You might well add that there would be benefits too for society at large with scarce health resources being made available to others with more life – and more productive life ahead of them.
OK, but is it that simple? John Donne’s comments about no man being an island might be relevant. It is easy to think that our choices affect no-one else, but they usually do. Your wife and son are affected by your decision, but so too are others who might have less freedom to choose if your decision, and that of others, makes euthanasia more the ‘norm’ and the expected option. You know that Ruth would never pressurise you for wrong reasons – her only motivation is love – but not every wife is like Ruth… Others might employ subtle (or even not so subtle) pressures on ‘no longer useful’ partners or parents to follow your path, whether it is what they wanted or not.
And there is, too, the element that whenever something that underpins that sense of specialness about human life and dignity is lost or diminished in any way, it wears away part of the central core of humankind and civilisation, and makes less ambiguously evil outcomes more likely.
There are some who might suggest that your life is not yours alone; that you do not have the right to bring it to an end. Whether you focus upon life as sacred or as having dignity, many – even people who do not subscribe to any particular religious viewpoint – see life as being something ‘special and given’ that should not be brought to a premature end. That most religions teach against euthanasia is indication, if of nothing else, of the high value that humankind has always put on human life and its aversion to our taking it into our own hands to end it, even from the most noble of motives. Of course, for Christians (and you were well aware of my faith when you asked me to support you through these times) there is a real understanding that we were made in the image of God, and it is upon this foundation that our belief in the sanctity of life rests.

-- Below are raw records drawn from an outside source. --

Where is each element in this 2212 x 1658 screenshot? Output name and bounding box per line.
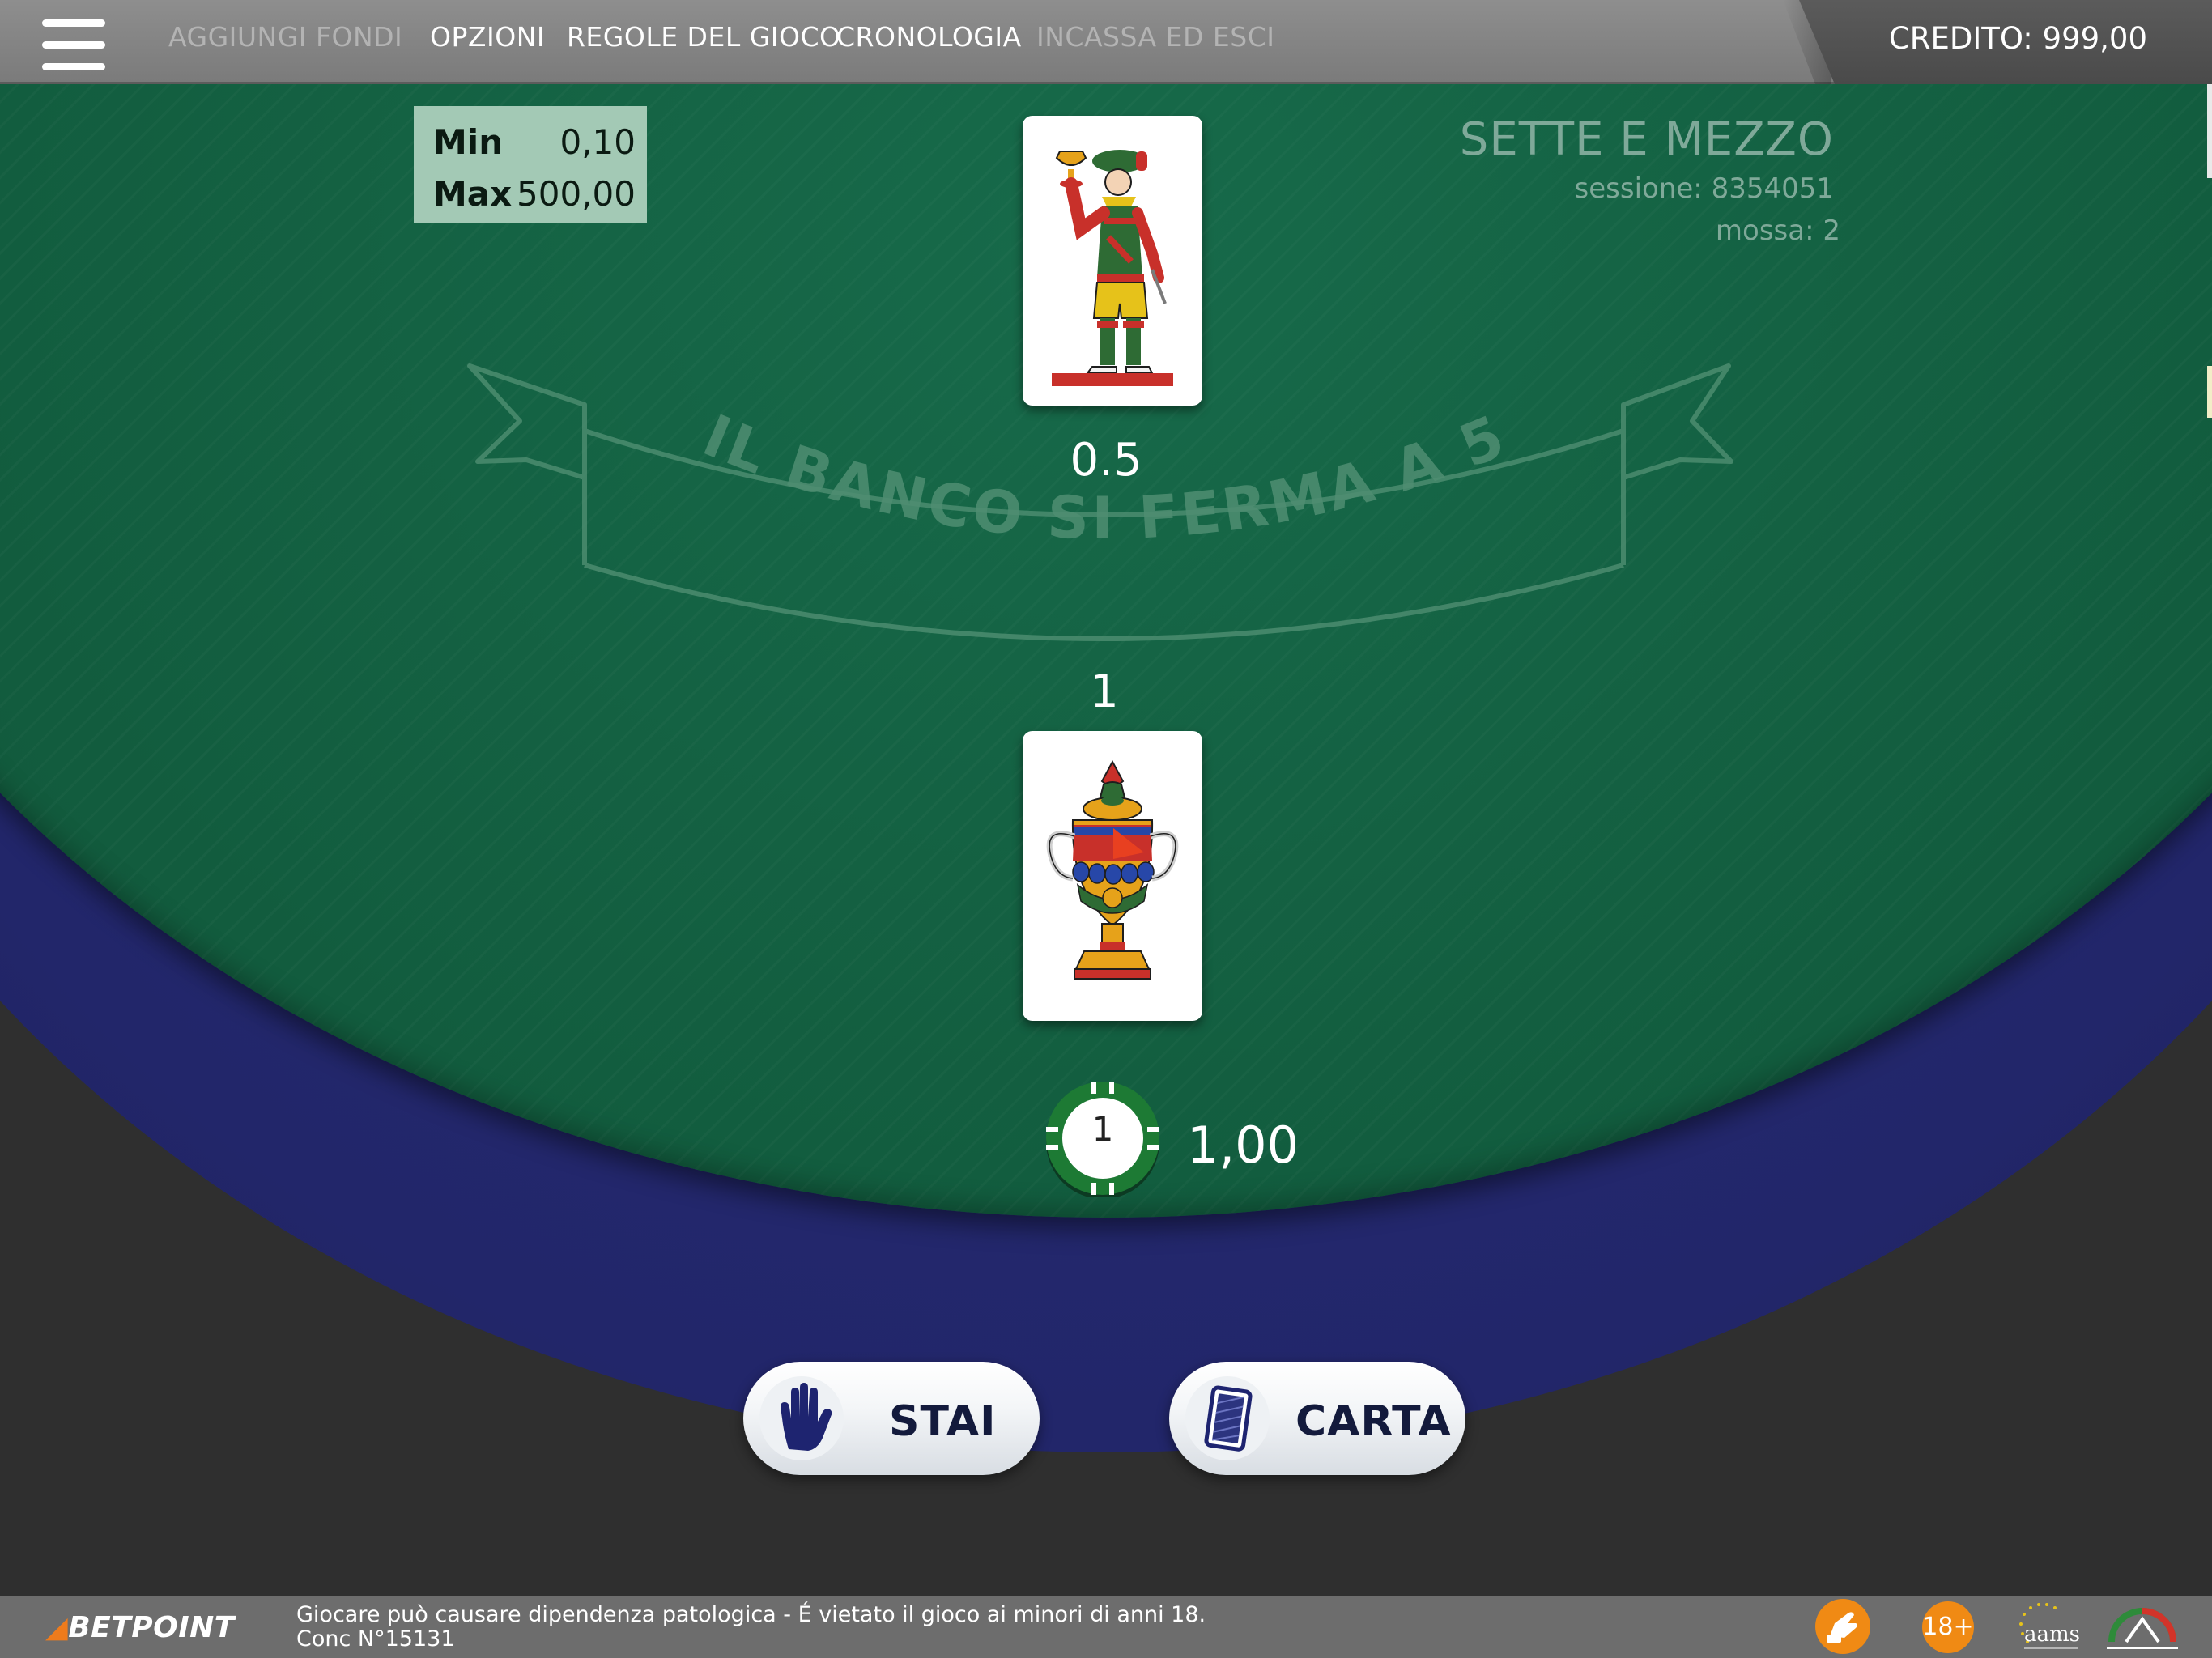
top-bar: AGGIUNGI FONDI OPZIONI REGOLE DEL GIOCO … xyxy=(0,0,2212,84)
hamburger-menu-icon[interactable] xyxy=(42,19,105,70)
menu-game-rules[interactable]: REGOLE DEL GIOCO xyxy=(567,21,840,53)
disclaimer-line-2: Conc N°15131 xyxy=(296,1626,455,1652)
credit-display: CREDITO: 999,00 xyxy=(1888,21,2147,56)
age-restriction-badge: 18+ xyxy=(1922,1601,1974,1653)
legal-gaming-gauge-icon xyxy=(2107,1608,2178,1649)
jack-of-cups-icon xyxy=(1052,150,1173,386)
bet-limits-panel: Min 0,10 Max 500,00 xyxy=(414,106,647,223)
menu-history[interactable]: CRONOLOGIA xyxy=(836,21,1022,53)
hand-stop-icon xyxy=(781,1383,832,1451)
bet-amount: 1,00 xyxy=(1187,1116,1300,1175)
betpoint-mark-icon: ◢ xyxy=(45,1611,69,1644)
menu-options[interactable]: OPZIONI xyxy=(430,21,545,53)
disclaimer-line-1: Giocare può causare dipendenza patologic… xyxy=(296,1602,1206,1627)
move-counter: mossa: 2 xyxy=(1715,215,1840,247)
ace-of-cups-icon xyxy=(1046,759,1179,980)
max-label: Max xyxy=(433,173,513,214)
session-id: sessione: 8354051 xyxy=(1574,172,1834,205)
game-title: SETTE E MEZZO xyxy=(1459,113,1834,166)
player-card xyxy=(1023,731,1202,1021)
stand-label: STAI xyxy=(889,1397,997,1446)
dealer-score: 0.5 xyxy=(1070,434,1142,487)
player-score: 1 xyxy=(1090,665,1119,718)
stand-button[interactable]: STAI xyxy=(743,1362,1040,1475)
hit-button[interactable]: CARTA xyxy=(1169,1362,1465,1475)
gambling-disclaimer: Giocare può causare dipendenza patologic… xyxy=(296,1603,1206,1652)
chip-value: 1 xyxy=(1091,1109,1114,1149)
min-label: Min xyxy=(433,121,504,162)
footer: ◢BETPOINT Giocare può causare dipendenza… xyxy=(0,1596,2212,1658)
menu-cash-out[interactable]: INCASSA ED ESCI xyxy=(1036,21,1274,53)
aams-text: aams xyxy=(2024,1622,2080,1647)
card-back-icon xyxy=(1204,1385,1253,1452)
responsible-gaming-hand-icon[interactable] xyxy=(1815,1599,1870,1654)
menu-add-funds[interactable]: AGGIUNGI FONDI xyxy=(168,21,402,53)
dealer-card xyxy=(1023,116,1202,406)
scrollbar-thumb[interactable] xyxy=(2207,84,2212,178)
max-value: 500,00 xyxy=(517,173,636,214)
hit-label: CARTA xyxy=(1295,1397,1452,1446)
game-info: SETTE E MEZZO sessione: 8354051 mossa: 2 xyxy=(1459,113,1840,247)
scrollbar-marker xyxy=(2207,366,2212,418)
betpoint-logo: ◢BETPOINT xyxy=(45,1611,235,1644)
min-value: 0,10 xyxy=(559,121,636,162)
aams-logo: aams xyxy=(2006,1600,2080,1655)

You asked me once what I thought about suffering – whether I believed that there was something of spiritual value that came out of it. My reaction then was pretty black and white; I really could not see how suffering could ever be good. In some ways, I still feel the same – especially about other people’s involuntary suffering. The thought that your suffering might, in some ill-defined way, be a source of strength and growth seems almost obscene in the light of what lies ahead for you. Yet, I do know that the difficult times in my own life have been the times that I have later regarded as having contributed to such maturity and usefulness as I may now have. Seeing others cope with their suffering has also inspired me. But still I could not in all honesty say that I can imagine anything positive coming from the suffering that you are likely to endure if your son were to be able to stop the process that you have set in train. I cannot offer that as a reason to encourage the alternative to the Swiss clinic.
So, dear George, where does that leave us? I have no desire to see you suffer, and would do anything in my power to save you from it. Yet I cannot encourage you to take the ‘Swiss clinic’ option – not just for your sake, but for the sake of humankind generally. But, if you decide upon that route, I shall not think the less of you as a man or as a friend.
I read this to the tutorial group. It was almost a minute before anyone spoke. You see, for all the theoretical arguments, for and against assisted dying, the reality is, for anyone in that situation, a real life one. And, whatever, our views, we have no right to judge those whose shoes we do not wear.